Come on. The vaunted New Yorker fact checkers must have been out to lunch for that graph. Thirty shots is a lot of alcohol!
Alex Frater once told me that his article was so closely checked that the editor called an entomologist to confirm the number of ants he could have stepped on (I wrote about that here, one of my favorite posts from my Coconut Wireless blog).
On the other hand, maybe the current fact checkers did confirm with a 30-shot lunch.
Finding your drums
by Anton Zuiker on October 5, 2022
Oliver mentioned again over dinner the other night that he wants to take up the drums.

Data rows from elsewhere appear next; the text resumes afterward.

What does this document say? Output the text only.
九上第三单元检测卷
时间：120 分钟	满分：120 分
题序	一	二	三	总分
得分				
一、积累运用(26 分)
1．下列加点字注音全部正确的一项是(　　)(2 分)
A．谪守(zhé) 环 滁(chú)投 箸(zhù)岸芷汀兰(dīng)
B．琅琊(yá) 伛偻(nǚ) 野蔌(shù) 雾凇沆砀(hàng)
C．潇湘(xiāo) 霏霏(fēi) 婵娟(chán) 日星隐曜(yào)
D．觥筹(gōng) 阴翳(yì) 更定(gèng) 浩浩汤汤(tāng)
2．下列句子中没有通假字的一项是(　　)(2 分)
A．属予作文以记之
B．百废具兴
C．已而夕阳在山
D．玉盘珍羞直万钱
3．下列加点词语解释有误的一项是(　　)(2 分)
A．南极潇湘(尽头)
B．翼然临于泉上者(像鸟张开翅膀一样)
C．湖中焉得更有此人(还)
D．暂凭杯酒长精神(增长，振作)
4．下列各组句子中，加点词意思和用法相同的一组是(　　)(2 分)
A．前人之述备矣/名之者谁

We asked him to focus on his saxophone, but he insisted he is interested in the drums.
At that, we told him all the ways he could show us he had a drummer’s rhythm without us buying an expensive kit that he might use a few times and then forget: he could slap the small djembe we’ve had in our house for 20 years, or he could bang on an overturned plastic pail, or he could even get some bamboo and tap on it with a flip-flop.
I pulled up a YouTube video of Futuna Fatuana to show him how the ni-Vanuatu make music with bamboo and with glass bottles filled to various levels. I once brought that troupe to Paama as part of a music education project I organized. I also paid for the generator to run one night so I could show the students (and their families from the surrounding villages) the video Stomp Out Loud. (In Cleveland, before we set out for the Peace Corps, Erin and I had seen the touring music show Stomp.)
Here’s what I wrote in my Peace Corps Description of Service document (a final report before a volunteer closes out his/her service):
Peace Corps Vanuatu offered a Small Project Assistance grant in 1998 to support Anton’s What A Bang! music education project, which brought a popular “stringband” from Futuna Island to Vaum Junior Secondary School to demonstrate instruments made with local materials (e.g. bamboo, empty Coke bottles, and rubber sandals). To this day students improvise music on handcrafted instruments such as ukulele, tin can drums and bamboo whistles. VJSS has begun to collect and use various musical instruments for music education and class sing-a-longs.
After dinner, Oliver retrieved paint cans and plastic pails fro the shed and made himself a makeshift drum kit in the laundry room. He banged on it for an hour or so and called it a night. The laundry room has been cluttered with the kit for the last few days. After his soccer practice yesterday, we were driving past School of Rock—I mentioned he should take an introductory drum lesson, and he quickly found the company’s website and requested more information.